What is a Watershed?
A watershed is the area of land that carries water after rain falls and snow melts through the soil, groundwater, wetlands, lakes and streams making its way into larger rivers and eventually an ocean.
The physical landscape, such as topography, geology, soils and ecosystems, form the natural characteristics of a watershed. Man-made landscapes, such as roads, cities, farms and industry, can affect the natural balance within a watershed.
We all live in a watershed.
What we do on the land impacts
the health of our watershed.
The North Saskatchewan River Watershed
The North Saskatchewan River watershed,
one of seven major watersheds in Alberta,
is a large and very diverse drainage area.
The watershed begins in the ice fields of Banff National Park and flows north easterly to the Alberta-Saskatchewan border. The watershed covers a diverse area of the province including alpine, foothills, boreal forest and parkland ecosystems.
In one day, people can travel
from towering mountains,
down through forested foothills,
around fens, bogs and marshes,
and along tributaries and lake shores.
They can drive past ranches and oil pump jacks, raft through an urban area of over a million people, pass through fields of grain and canola and watch the moon rise over prairie skies.
The North Saskatchewan River eventually joins the South Saskatchewan River near Prince Albert, Saskatchewan and travels across Saskatchewan and Manitoba before draining into the Hudson’s Bay. Saskatchewan River Basin Map
Did you Know?
- The North Saskatchewan River originates at the Saskatchewan Glacier in Banff National Park.
- The North Saskatchewan River flows northeasterly for over 1,000 kilometers before crossing the Alberta-Saskatchewan border.

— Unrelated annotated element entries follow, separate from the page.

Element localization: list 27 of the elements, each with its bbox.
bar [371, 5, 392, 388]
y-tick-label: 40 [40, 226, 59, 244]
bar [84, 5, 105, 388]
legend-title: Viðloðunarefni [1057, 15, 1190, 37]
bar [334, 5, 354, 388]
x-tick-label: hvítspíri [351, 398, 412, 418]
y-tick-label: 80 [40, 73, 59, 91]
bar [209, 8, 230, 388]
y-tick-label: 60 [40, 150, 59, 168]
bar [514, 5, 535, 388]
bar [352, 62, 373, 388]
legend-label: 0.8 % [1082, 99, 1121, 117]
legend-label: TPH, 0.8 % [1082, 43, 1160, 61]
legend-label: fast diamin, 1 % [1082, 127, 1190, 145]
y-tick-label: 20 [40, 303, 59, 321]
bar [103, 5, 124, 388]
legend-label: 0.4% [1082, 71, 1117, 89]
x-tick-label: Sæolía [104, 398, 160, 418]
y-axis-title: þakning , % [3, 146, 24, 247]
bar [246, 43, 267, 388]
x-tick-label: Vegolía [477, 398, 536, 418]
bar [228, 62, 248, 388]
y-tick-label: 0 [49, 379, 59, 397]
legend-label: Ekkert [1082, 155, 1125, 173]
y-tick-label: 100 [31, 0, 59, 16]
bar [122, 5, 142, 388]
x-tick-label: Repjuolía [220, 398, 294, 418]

- The North Saskatchewan watershed encompasses over 57,000 square kilometers of land within Alberta’s borders.
- About 11% of the total area of the watershed is made up of surface water bodies such as wetlands, riparian areas, lakes, streams and rivers.

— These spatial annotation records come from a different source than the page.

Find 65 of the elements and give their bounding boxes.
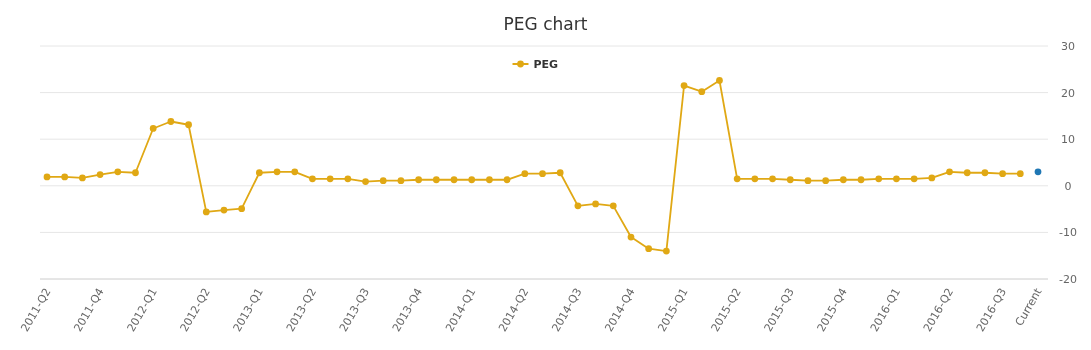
point [981,169,989,177]
y-tick-label: 20 [1061,86,1075,100]
point [255,169,263,177]
point [326,175,334,183]
point [716,77,723,84]
y-tick-label: 10 [1061,133,1075,147]
point [468,176,476,184]
point [698,88,706,96]
point [804,177,812,185]
point [362,178,369,185]
point [574,202,582,210]
point [503,176,511,184]
point [486,176,493,184]
point [379,177,387,185]
point [149,125,157,132]
point [839,176,847,184]
point [309,175,316,183]
y-tick-label: -10 [1059,226,1077,240]
point [786,176,794,184]
point [592,200,599,208]
point [43,173,51,181]
point [291,168,299,176]
point [432,176,440,184]
point [1016,170,1024,178]
point [273,168,281,176]
point [645,245,653,253]
point [415,176,423,184]
point [556,169,564,177]
point [946,168,953,176]
point [822,177,830,185]
point [680,82,688,89]
point [521,170,529,178]
point [450,176,458,184]
point [999,170,1006,178]
point [61,173,69,181]
point [928,174,936,182]
point [238,205,246,213]
point [344,175,352,183]
point [397,177,405,185]
y-tick-label: 30 [1061,40,1075,53]
point [857,176,865,184]
point [751,175,759,183]
point [963,169,971,177]
point [662,247,670,255]
point [539,170,546,178]
point [96,171,104,178]
point [79,174,86,182]
point [132,169,139,177]
point [609,202,617,210]
chart-title: PEG chart [503,14,588,34]
point [202,208,210,216]
y-tick-label: 0 [1064,179,1072,193]
point [220,206,228,214]
point [769,175,776,183]
point [875,175,883,183]
y-tick-label: -20 [1059,273,1077,286]
point [910,175,918,183]
point [1034,168,1042,176]
point [627,233,635,241]
legend-label: PEG [533,58,559,71]
point [893,175,900,183]
point [167,118,175,125]
point [185,121,192,129]
point [733,175,741,183]
point [114,168,122,176]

- There are two man-made hydroelectric dams on the North Saskatchewan River system – the Bighorn Dam on the main stem and Brazeau Dam on the Brazeau River.
- The average annual discharge for the North Saskatchewan River is 7,510 million cubic meters with 90% of the volume being generated in the headwaters subwatersheds (Cline, Ram, Clearwater and Brazeau).
- Over 1.4 million people live in the North Saskatchewan River watershed – making it one of Alberta’s most populated watersheds.